Greenville County gets ready to post court records online



GREENVILLE, S.C. -- Records from one of the state's busiest court systems will soon be just a few clicks away on the Internet.

Starting early next year, the Greenville County Clerk of Court's office will put criminal and civil court records online, joining a handful of South Carolina counties that have their court records on the Internet. State Supreme Court Chief Justice Jean Toal said the ultimate goal is for all counties to go online and link to one another.

While the records have always been available to the public at the courthouse, they weren't as public as they will be now, said Anita L. Allen-Castellito, law and philosophy professor at the University of Pennsylvania specializing in Internet privacy.

"It's more than just making what's already public more public," she said. "It's making what was functionally private now functionally public."

And that wider availability worries people who make money from researching court records, including Jimmy Davis, owner of A-1 Investigations in Easley.

Davis drives from one Upstate courthouse to the next, running background checks on as many as 2,000 people a month at the request of prospective employers and landlords. The comfortable living that work makes for Davis and his wife is threatened by the fact that more counties are putting those records online.

Davis and his wife currently get that information to their clients within 24 to 36 hours.
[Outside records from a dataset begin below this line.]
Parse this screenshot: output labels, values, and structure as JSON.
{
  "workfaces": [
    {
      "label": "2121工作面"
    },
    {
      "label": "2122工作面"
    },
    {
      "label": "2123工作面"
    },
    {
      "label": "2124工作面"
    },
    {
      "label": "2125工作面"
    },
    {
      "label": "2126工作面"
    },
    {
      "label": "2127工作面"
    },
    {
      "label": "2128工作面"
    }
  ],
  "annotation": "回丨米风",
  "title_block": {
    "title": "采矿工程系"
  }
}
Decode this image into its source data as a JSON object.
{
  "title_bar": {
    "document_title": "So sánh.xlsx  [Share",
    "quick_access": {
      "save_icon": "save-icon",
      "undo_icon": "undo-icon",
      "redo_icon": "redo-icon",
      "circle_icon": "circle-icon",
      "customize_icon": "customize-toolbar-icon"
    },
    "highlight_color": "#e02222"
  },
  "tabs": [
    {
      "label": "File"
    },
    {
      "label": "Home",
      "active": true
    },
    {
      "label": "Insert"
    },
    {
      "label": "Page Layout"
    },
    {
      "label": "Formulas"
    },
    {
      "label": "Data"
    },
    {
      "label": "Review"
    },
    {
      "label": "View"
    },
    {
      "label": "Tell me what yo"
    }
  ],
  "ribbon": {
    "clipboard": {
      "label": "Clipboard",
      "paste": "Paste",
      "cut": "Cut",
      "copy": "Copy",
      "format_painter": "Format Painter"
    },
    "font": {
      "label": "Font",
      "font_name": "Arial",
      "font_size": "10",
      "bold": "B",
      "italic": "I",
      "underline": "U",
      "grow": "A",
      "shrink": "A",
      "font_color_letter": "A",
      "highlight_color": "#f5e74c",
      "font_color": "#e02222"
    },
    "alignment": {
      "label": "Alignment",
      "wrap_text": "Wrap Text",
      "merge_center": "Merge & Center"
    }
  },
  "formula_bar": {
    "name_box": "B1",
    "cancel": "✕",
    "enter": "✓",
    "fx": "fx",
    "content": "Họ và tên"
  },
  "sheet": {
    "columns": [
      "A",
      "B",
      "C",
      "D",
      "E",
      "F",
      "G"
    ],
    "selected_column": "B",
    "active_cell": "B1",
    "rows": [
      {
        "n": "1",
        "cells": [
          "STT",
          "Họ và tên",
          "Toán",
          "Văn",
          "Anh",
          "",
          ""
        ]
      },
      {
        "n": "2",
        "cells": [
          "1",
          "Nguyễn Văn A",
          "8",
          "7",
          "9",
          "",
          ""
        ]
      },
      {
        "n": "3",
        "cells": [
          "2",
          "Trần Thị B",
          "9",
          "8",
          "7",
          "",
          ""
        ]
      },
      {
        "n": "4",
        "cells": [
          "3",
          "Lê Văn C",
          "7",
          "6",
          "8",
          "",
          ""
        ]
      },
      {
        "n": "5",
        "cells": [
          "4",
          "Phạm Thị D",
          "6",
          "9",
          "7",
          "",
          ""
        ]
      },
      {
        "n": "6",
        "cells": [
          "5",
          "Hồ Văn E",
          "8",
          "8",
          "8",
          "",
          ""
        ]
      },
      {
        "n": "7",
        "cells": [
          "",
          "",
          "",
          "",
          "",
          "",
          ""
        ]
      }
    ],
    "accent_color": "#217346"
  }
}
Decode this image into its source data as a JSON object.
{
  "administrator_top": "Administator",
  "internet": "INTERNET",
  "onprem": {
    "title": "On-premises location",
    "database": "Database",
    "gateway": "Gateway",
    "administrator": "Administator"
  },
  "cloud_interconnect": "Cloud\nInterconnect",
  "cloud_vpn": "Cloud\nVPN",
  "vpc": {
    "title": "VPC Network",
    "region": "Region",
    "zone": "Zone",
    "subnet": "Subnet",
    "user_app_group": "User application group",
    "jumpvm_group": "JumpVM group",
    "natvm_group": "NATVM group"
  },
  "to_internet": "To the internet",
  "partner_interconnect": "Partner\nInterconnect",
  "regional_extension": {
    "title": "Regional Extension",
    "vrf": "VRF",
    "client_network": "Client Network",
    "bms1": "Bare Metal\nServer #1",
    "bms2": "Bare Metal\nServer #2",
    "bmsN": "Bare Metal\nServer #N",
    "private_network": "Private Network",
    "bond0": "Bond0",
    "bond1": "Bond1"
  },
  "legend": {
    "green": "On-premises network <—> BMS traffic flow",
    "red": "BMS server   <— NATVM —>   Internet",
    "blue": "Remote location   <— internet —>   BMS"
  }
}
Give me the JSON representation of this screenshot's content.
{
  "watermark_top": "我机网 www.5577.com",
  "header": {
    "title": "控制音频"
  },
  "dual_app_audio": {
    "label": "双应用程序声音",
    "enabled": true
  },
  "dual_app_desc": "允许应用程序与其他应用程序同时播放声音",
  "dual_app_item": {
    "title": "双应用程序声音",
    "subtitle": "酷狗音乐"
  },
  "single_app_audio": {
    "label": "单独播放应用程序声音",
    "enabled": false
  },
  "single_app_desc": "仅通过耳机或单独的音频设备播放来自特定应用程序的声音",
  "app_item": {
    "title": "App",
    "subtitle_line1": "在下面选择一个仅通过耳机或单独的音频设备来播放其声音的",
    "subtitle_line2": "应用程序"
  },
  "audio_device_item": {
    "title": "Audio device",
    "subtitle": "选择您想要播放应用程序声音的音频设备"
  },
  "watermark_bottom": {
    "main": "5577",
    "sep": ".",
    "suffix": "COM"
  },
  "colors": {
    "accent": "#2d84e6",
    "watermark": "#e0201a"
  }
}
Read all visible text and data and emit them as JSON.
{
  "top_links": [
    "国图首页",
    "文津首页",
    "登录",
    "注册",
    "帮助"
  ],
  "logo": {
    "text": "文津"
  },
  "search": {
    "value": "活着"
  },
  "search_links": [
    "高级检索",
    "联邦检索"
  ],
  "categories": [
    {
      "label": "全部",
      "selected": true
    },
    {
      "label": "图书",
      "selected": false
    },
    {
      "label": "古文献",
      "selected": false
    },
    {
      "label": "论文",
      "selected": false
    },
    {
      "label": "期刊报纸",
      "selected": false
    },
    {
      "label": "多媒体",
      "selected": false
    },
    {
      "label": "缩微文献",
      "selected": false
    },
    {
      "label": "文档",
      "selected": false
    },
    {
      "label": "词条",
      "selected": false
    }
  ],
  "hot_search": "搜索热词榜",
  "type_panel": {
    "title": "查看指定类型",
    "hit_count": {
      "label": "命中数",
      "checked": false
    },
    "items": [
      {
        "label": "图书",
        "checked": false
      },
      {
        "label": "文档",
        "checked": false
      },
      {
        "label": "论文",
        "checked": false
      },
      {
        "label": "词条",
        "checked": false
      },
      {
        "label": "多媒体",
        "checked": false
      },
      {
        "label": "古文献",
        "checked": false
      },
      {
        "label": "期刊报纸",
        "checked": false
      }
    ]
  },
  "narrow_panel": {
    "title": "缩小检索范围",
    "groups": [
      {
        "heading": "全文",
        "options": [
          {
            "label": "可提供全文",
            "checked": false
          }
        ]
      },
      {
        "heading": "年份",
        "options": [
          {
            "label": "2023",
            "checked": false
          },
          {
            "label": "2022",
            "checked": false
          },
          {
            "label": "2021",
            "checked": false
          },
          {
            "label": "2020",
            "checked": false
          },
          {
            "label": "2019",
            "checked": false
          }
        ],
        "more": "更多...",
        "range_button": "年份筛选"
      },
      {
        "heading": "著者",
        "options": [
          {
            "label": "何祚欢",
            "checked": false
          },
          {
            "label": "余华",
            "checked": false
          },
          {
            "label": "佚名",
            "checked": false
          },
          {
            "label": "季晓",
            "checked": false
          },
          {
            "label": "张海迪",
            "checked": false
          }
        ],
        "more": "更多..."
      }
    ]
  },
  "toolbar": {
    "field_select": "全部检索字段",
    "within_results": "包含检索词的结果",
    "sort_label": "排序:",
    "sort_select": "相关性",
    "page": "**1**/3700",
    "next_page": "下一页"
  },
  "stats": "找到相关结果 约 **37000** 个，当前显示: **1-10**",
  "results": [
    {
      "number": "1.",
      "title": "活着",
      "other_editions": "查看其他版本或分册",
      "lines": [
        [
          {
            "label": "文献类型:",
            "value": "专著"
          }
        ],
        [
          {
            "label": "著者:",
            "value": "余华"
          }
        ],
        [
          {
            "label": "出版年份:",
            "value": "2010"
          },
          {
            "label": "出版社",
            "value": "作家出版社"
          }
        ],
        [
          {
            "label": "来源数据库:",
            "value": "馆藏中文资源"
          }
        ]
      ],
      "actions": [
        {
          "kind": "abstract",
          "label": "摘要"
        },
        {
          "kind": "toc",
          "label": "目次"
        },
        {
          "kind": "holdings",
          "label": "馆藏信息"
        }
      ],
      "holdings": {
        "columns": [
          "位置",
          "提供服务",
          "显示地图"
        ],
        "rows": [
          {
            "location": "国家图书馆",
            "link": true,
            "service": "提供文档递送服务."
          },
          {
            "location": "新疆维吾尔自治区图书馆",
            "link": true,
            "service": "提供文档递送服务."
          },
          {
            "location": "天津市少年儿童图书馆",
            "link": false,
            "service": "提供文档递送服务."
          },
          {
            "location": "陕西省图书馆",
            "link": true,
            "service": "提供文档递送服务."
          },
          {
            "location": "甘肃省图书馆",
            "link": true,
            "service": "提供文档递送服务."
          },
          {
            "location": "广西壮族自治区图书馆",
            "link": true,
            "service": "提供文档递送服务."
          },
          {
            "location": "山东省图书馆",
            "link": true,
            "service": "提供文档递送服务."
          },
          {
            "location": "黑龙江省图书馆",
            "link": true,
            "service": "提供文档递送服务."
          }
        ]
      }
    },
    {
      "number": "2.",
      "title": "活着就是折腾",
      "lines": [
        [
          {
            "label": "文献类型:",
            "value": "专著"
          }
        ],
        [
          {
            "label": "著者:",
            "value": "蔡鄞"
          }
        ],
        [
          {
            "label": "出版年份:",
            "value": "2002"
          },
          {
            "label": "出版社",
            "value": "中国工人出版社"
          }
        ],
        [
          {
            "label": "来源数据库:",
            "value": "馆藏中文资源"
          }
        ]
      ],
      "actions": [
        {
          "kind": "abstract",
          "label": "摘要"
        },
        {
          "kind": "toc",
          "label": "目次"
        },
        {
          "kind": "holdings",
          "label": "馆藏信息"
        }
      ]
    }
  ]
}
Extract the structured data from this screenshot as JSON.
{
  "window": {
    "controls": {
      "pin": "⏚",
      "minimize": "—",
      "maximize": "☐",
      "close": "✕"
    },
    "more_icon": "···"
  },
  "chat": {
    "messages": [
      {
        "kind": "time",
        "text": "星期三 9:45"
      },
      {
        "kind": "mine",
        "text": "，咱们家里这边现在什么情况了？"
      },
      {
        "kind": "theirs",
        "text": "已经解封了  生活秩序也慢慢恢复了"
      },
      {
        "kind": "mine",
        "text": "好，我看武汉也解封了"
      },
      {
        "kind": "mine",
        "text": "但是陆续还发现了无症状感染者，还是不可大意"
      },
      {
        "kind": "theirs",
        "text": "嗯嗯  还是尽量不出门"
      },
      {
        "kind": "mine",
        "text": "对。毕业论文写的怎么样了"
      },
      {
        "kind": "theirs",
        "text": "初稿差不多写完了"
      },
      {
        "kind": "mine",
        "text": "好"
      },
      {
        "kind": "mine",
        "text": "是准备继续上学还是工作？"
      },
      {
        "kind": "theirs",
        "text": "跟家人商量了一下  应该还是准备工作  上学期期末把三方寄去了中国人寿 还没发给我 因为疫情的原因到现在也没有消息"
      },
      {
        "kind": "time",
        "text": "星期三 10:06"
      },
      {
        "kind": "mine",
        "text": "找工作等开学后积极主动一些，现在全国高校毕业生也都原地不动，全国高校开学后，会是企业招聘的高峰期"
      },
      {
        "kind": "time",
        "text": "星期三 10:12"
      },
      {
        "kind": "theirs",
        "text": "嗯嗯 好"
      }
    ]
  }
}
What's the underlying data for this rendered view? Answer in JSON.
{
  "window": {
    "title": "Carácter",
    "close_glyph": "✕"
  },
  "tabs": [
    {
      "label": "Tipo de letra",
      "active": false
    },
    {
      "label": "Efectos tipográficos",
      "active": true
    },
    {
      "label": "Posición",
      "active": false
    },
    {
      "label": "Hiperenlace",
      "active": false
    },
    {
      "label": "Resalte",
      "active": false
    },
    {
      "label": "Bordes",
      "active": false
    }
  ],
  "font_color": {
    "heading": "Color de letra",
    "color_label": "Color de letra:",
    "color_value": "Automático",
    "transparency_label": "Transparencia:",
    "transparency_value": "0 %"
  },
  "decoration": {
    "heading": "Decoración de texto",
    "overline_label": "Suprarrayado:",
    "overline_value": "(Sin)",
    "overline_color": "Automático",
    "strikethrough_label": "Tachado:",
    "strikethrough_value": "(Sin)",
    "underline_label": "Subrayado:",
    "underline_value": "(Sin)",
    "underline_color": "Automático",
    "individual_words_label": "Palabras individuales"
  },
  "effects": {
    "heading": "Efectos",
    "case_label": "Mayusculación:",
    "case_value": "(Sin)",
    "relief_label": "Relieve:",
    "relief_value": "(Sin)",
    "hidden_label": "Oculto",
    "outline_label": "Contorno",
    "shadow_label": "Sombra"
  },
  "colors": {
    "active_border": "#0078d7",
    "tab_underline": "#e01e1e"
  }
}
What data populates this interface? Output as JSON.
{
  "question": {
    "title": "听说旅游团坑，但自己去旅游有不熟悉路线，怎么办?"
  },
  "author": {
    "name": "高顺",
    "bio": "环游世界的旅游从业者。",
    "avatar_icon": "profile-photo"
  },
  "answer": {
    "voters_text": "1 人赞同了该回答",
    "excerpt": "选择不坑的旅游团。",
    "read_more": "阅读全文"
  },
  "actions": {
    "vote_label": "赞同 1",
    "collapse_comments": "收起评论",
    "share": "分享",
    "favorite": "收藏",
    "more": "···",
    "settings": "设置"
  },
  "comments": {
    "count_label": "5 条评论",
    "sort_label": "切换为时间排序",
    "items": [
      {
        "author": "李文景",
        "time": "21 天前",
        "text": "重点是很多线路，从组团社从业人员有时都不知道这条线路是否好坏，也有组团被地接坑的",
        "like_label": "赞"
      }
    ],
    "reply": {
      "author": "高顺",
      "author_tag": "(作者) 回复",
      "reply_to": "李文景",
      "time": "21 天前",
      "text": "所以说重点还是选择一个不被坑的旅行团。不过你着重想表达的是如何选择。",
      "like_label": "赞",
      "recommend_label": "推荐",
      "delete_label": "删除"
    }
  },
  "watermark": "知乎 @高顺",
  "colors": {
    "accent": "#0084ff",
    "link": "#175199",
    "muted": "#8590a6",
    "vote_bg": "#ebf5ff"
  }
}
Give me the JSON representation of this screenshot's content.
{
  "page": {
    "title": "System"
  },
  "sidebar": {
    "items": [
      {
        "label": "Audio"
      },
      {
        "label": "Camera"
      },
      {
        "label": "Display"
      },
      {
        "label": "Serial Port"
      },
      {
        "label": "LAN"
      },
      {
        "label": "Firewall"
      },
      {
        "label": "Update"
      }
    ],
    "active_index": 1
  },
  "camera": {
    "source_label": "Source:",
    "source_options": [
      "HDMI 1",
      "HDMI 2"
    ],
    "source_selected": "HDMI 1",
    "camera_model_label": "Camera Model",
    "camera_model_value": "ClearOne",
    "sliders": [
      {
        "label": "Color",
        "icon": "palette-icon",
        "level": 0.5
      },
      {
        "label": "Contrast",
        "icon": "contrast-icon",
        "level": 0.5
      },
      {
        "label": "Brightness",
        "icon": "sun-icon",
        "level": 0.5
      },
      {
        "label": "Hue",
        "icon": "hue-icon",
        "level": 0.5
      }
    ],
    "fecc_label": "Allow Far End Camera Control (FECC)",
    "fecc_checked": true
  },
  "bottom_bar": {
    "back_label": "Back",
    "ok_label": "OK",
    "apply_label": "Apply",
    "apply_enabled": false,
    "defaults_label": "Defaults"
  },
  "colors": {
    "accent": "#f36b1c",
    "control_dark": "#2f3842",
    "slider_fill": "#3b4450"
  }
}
With online access, their clients can get it as fast as their browser allows.

"Why would they need a middle man?" Davis said. "A person can just stay at the computer and run anything."

There are privacy concerns, too.

Putting those records out there for everyone will greatly reduce the amount of anonymity people currently enjoy, especially those who have something they may want to keep from public consumption, Allen-Castellito said.

"It will definitely change the sense of privacy that currently surrounds people with bankruptcy, divorces, marriages, child-custody fights, lawsuits, civil suits and so forth," she said.

Allen-Castellito said putting the records online shouldn't pose identity problems as long as vital numbers are redacted.

Greenville County Clerk of Court Paul Wickensimer said social security numbers will be blocked from public view and, for now, the documents themselves will not be available online.

But other information will be available. If a person has ever been charged as an adult and their record has not been expunged, their street address, race, age and offense will all appear on the screen.

Sometimes the records of those who paid a fee to have them expunged may appear, according to Rick Hill, a programmer for Anderson County's Management Information Systems, which put Anderson County court records online earlier this year.

Anderson County's Web site has been extremely popular, Hill said. The records have been searched more than 662,000 times since it began in January.

Charleston County has been putting its records on the Internet since 1998, Robert Duncan, operations manager for the county's clerk of court, said.

Not only does it make it easier for the attorneys, he said people have told him they've used the program to run background checks on doctors and contractors.